Bonds

November 16, 2007

Sorry, you won’t find much here. There are writers far more up on the subject of Barry Bonds, indictments, steroids, ethics, etc.

Suffice it to say that there will be at least one book out in the very near future. Fainaru-Wada and Williams will make the talk show circuit again, which will have the consequent effect of boosting sales of Game of Shadows. In addition, Pearlman’s Love Me, Hate Me will also find a renewed interest.

I also predict at least a couple of new titles on sports and ethics. Some enterprising writer will publish on the steroid generation and how their records are suspect. And they will make (ridiculous) suggestions on how to denote such statistics in the record books.
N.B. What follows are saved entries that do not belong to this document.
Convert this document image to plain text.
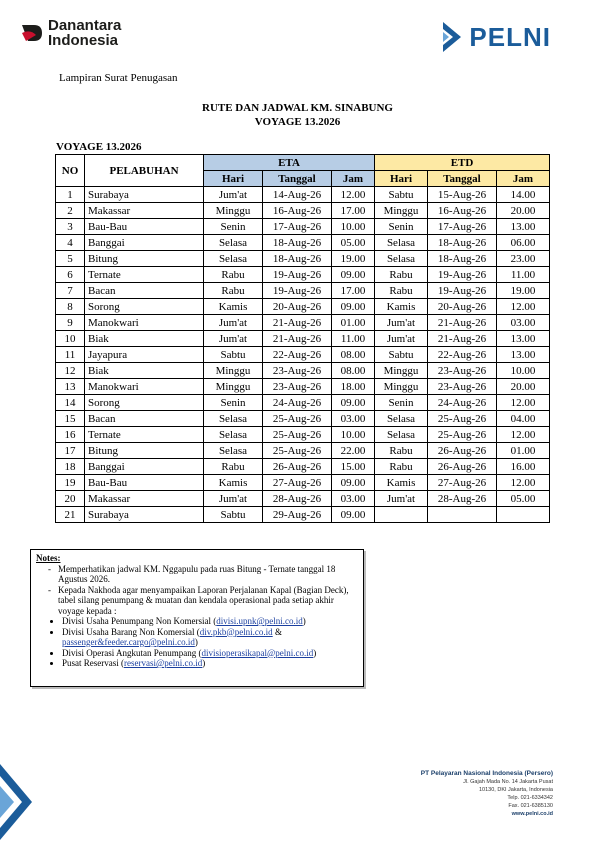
Danantara
Indonesia	PELNI
Lampiran Surat Penugasan
RUTE DAN JADWAL KM. SINABUNG
VOYAGE 13.2026
VOYAGE 13.2026
NO	PELABUHAN	ETA			ETD		
		Hari	Tanggal	Jam	Hari	Tanggal	Jam
1	Surabaya	Jum'at	14-Aug-26	12.00	Sabtu	15-Aug-26	14.00
2	Makassar	Minggu	16-Aug-26	17.00	Minggu	16-Aug-26	20.00
3	Bau-Bau	Senin	17-Aug-26	10.00	Senin	17-Aug-26	13.00
4	Banggai	Selasa	18-Aug-26	05.00	Selasa	18-Aug-26	06.00
5	Bitung	Selasa	18-Aug-26	19.00	Selasa	18-Aug-26	23.00
6	Ternate	Rabu	19-Aug-26	09.00	Rabu	19-Aug-26	11.00
7	Bacan	Rabu	19-Aug-26	17.00	Rabu	19-Aug-26	19.00
8	Sorong	Kamis	20-Aug-26	09.00	Kamis	20-Aug-26	12.00
9	Manokwari	Jum'at	21-Aug-26	01.00	Jum'at	21-Aug-26	03.00
10	Biak	Jum'at	21-Aug-26	11.00	Jum'at	21-Aug-26	13.00
11	Jayapura	Sabtu	22-Aug-26	08.00	Sabtu	22-Aug-26	13.00
12	Biak	Minggu	23-Aug-26	08.00	Minggu	23-Aug-26	10.00
13	Manokwari	Minggu	23-Aug-26	18.00	Minggu	23-Aug-26	20.00
14	Sorong	Senin	24-Aug-26	09.00	Senin	24-Aug-26	12.00
15	Bacan	Selasa	25-Aug-26	03.00	Selasa	25-Aug-26	04.00
16	Ternate	Selasa	25-Aug-26	10.00	Selasa	25-Aug-26	12.00
17	Bitung	Selasa	25-Aug-26	22.00	Rabu	26-Aug-26	01.00
18	Banggai	Rabu	26-Aug-26	15.00	Rabu	26-Aug-26	16.00
19	Bau-Bau	Kamis	27-Aug-26	09.00	Kamis	27-Aug-26	12.00
20	Makassar	Jum'at	28-Aug-26	03.00	Jum'at	28-Aug-26	05.00
21	Surabaya	Sabtu	29-Aug-26	09.00			
Notes:
- Memperhatikan jadwal KM. Nggapulu pada ruas Bitung - Ternate tanggal 18 Agustus 2026.
- Kepada Nakhoda agar menyampaikan Laporan Perjalanan Kapal (Bagian Deck), tabel silang penumpang & muatan dan kendala operasional pada setiap akhir voyage kepada :
• Divisi Usaha Penumpang Non Komersial (divisi.upnk@pelni.co.id)
• Divisi Usaha Barang Non Komersial (div.pkb@pelni.co.id & passenger&feeder.cargo@pelni.co.id)
• Divisi Operasi Angkutan Penumpang (divisioperasikapal@pelni.co.id)
• Pusat Reservasi (reservasi@pelni.co.id)
PT Pelayaran Nasional Indonesia (Persero)
Jl. Gajah Mada No. 14 Jakarta Pusat
10130, DKI Jakarta, Indonesia
Telp. 021-6334342
Fax. 021-6385130
www.pelni.co.id
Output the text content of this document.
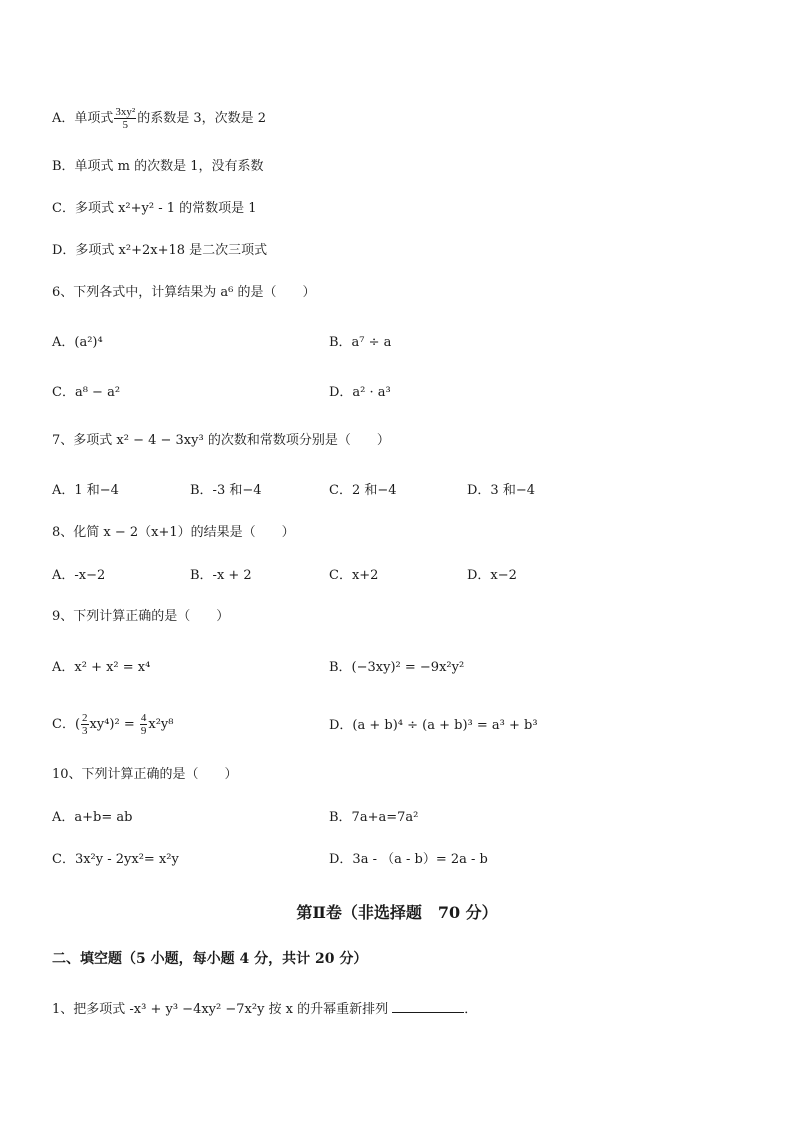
A．单项式 $\frac{\text{3xy²}}{5}$ 的系数是 3，次数是 2
B．单项式 m 的次数是 1，没有系数
C．多项式 x²+y² - 1 的常数项是 1
D．多项式 x²+2x+18 是二次三项式
6、下列各式中，计算结果为 a⁶ 的是（　　）
A．(a²)⁴	B．a⁷ ÷ a
C．a⁸ − a²	D．a² · a³
7、多项式 x² − 4 − 3xy³ 的次数和常数项分别是（　　）
A．1 和−4	B．-3 和−4	C．2 和−4	D．3 和−4
8、化简 x − 2（x+1）的结果是（　　）
A．-x−2	B．-x + 2	C．x+2	D．x−2
9、下列计算正确的是（　　）
A．x² + x² = x⁴	B．(−3xy)² = −9x²y²
C．( $\frac{2}{3} xy^4)^2 = \frac{4}{9} x^2y^8$	D．(a + b)⁴ ÷ (a + b)³ = a³ + b³
10、下列计算正确的是（　　）
A．a+b= ab	B．7a+a=7a²
C．3x²y - 2yx²= x²y	D．3a - （a - b）= 2a - b
第Ⅱ卷（非选择题　70 分）
二、填空题（5 小题，每小题 4 分，共计 20 分）
1、把多项式 -x³ + y³ −4xy² −7x²y 按 x 的升幂重新排列	．
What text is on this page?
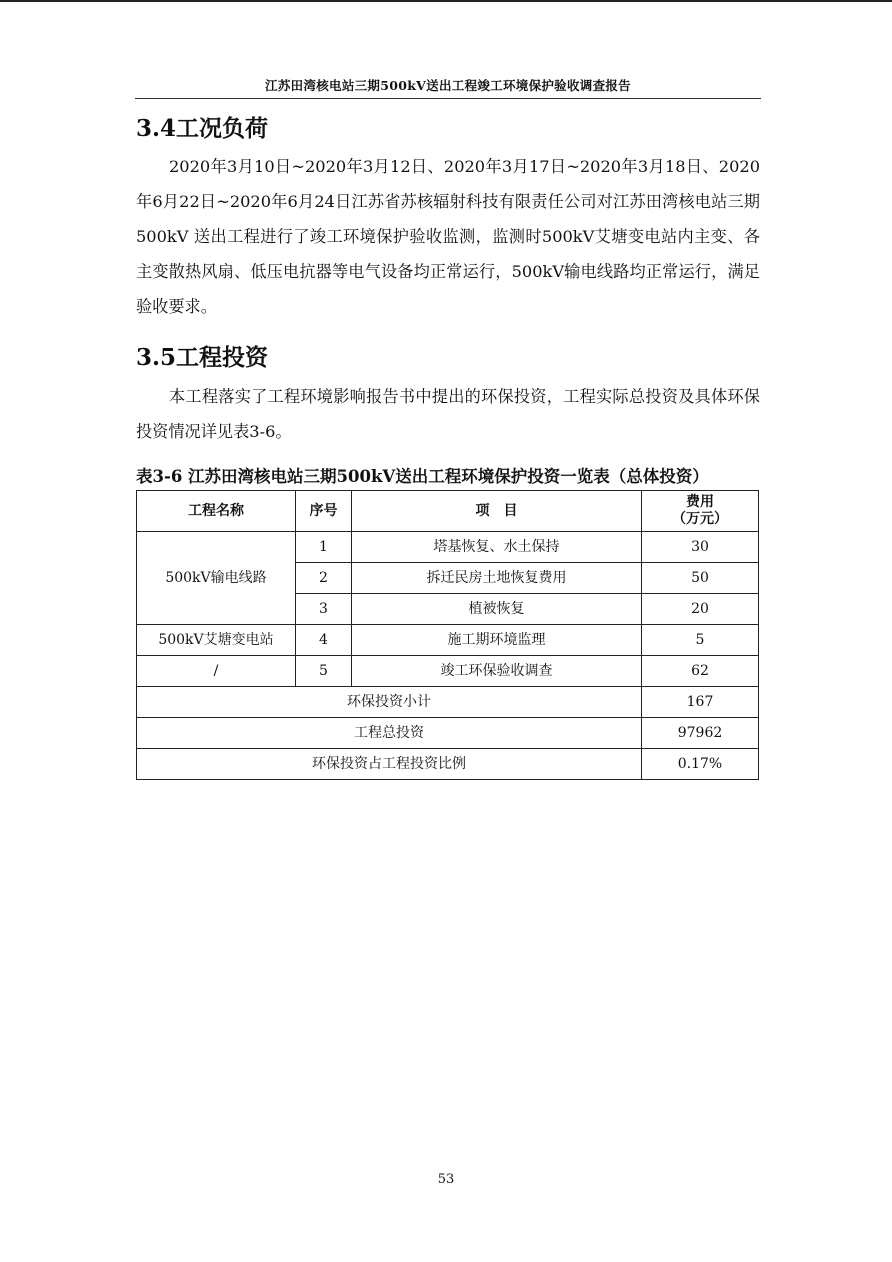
江苏田湾核电站三期500kV送出工程竣工环境保护验收调查报告
3.4工况负荷

2020年3月10日~2020年3月12日、2020年3月17日~2020年3月18日、2020年6月22日~2020年6月24日江苏省苏核辐射科技有限责任公司对江苏田湾核电站三期 500kV 送出工程进行了竣工环境保护验收监测，监测时500kV艾塘变电站内主变、各主变散热风扇、低压电抗器等电气设备均正常运行，500kV输电线路均正常运行，满足验收要求。

3.5工程投资

本工程落实了工程环境影响报告书中提出的环保投资，工程实际总投资及具体环保投资情况详见表3-6。

表3-6 江苏田湾核电站三期500kV送出工程环境保护投资一览表（总体投资）
工程名称	序号	项　目	费用
（万元）

500kV输电线路	1	塔基恢复、水土保持	30
	2	拆迁民房土地恢复费用	50
	3	植被恢复	20
500kV艾塘变电站	4	施工期环境监理	5
/	5	竣工环保验收调查	62
环保投资小计			167
工程总投资			97962
环保投资占工程投资比例			0.17%
53
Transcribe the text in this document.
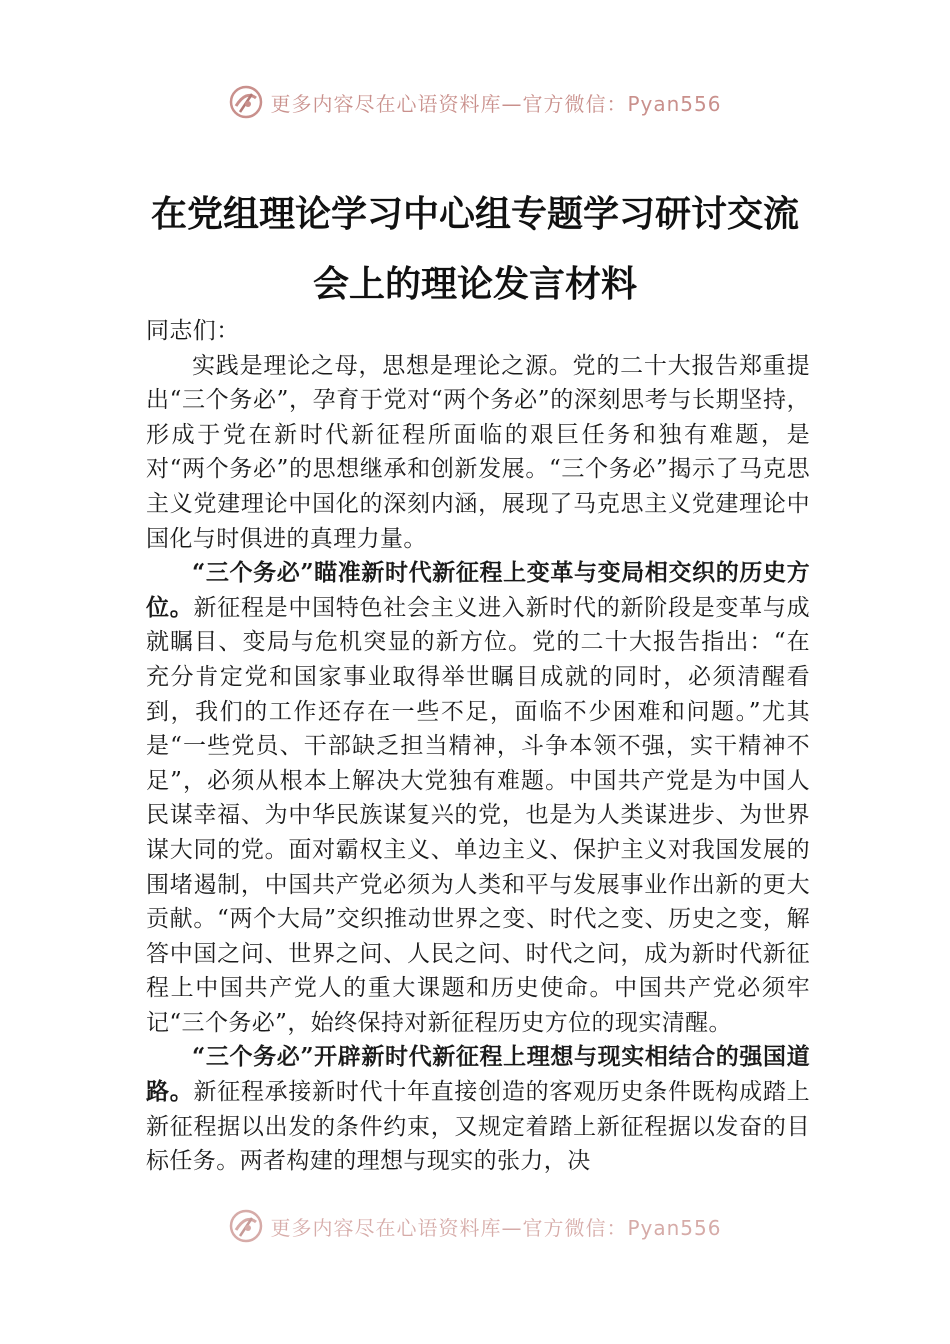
更多内容尽在心语资料库—官方微信：Pyan556
在党组理论学习中心组专题学习研讨交流
会上的理论发言材料

同志们：

实践是理论之母，思想是理论之源。党的二十大报告郑重提出“三个务必”，孕育于党对“两个务必”的深刻思考与长期坚持，形成于党在新时代新征程所面临的艰巨任务和独有难题，是对“两个务必”的思想继承和创新发展。“三个务必”揭示了马克思主义党建理论中国化的深刻内涵，展现了马克思主义党建理论中国化与时俱进的真理力量。

“三个务必”瞄准新时代新征程上变革与变局相交织的历史方位。新征程是中国特色社会主义进入新时代的新阶段是变革与成就瞩目、变局与危机突显的新方位。党的二十大报告指出：“在充分肯定党和国家事业取得举世瞩目成就的同时，必须清醒看到，我们的工作还存在一些不足，面临不少困难和问题。”尤其是“一些党员、干部缺乏担当精神，斗争本领不强，实干精神不足”，必须从根本上解决大党独有难题。中国共产党是为中国人民谋幸福、为中华民族谋复兴的党，也是为人类谋进步、为世界谋大同的党。面对霸权主义、单边主义、保护主义对我国发展的围堵遏制，中国共产党必须为人类和平与发展事业作出新的更大贡献。“两个大局”交织推动世界之变、时代之变、历史之变，解答中国之问、世界之问、人民之问、时代之问，成为新时代新征程上中国共产党人的重大课题和历史使命。中国共产党必须牢记“三个务必”，始终保持对新征程历史方位的现实清醒。

“三个务必”开辟新时代新征程上理想与现实相结合的强国道路。新征程承接新时代十年直接创造的客观历史条件既构成踏上新征程据以出发的条件约束，又规定着踏上新征程据以发奋的目标任务。两者构建的理想与现实的张力，决

更多内容尽在心语资料库—官方微信：Pyan556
But as Bill Plaschke writes in today’s Los Angeles Times:

Bonds will disappear, leaving behind only a asterisk, although not a literal one.

Baseball will not forcibly smudge his career home-run record of 762.

If baseball starts messing with asterisks, it will have to deal with spitballs and stolen signals and records set during an era in which African Americans and Latinos didn’t participate.

Baseball didn’t place an asterisk on the Cincinnati Reds’ 1919 World Series victory over Shoeless Joe Jackson and the cheating Chicago White Sox, so it can’t do it here.

The real asterisk will be worse. The real asterisk will be a black cloud that will hang over the entire game until we learn to trust it again.

The text of the indictment is available on the The Smoking Gun Web site.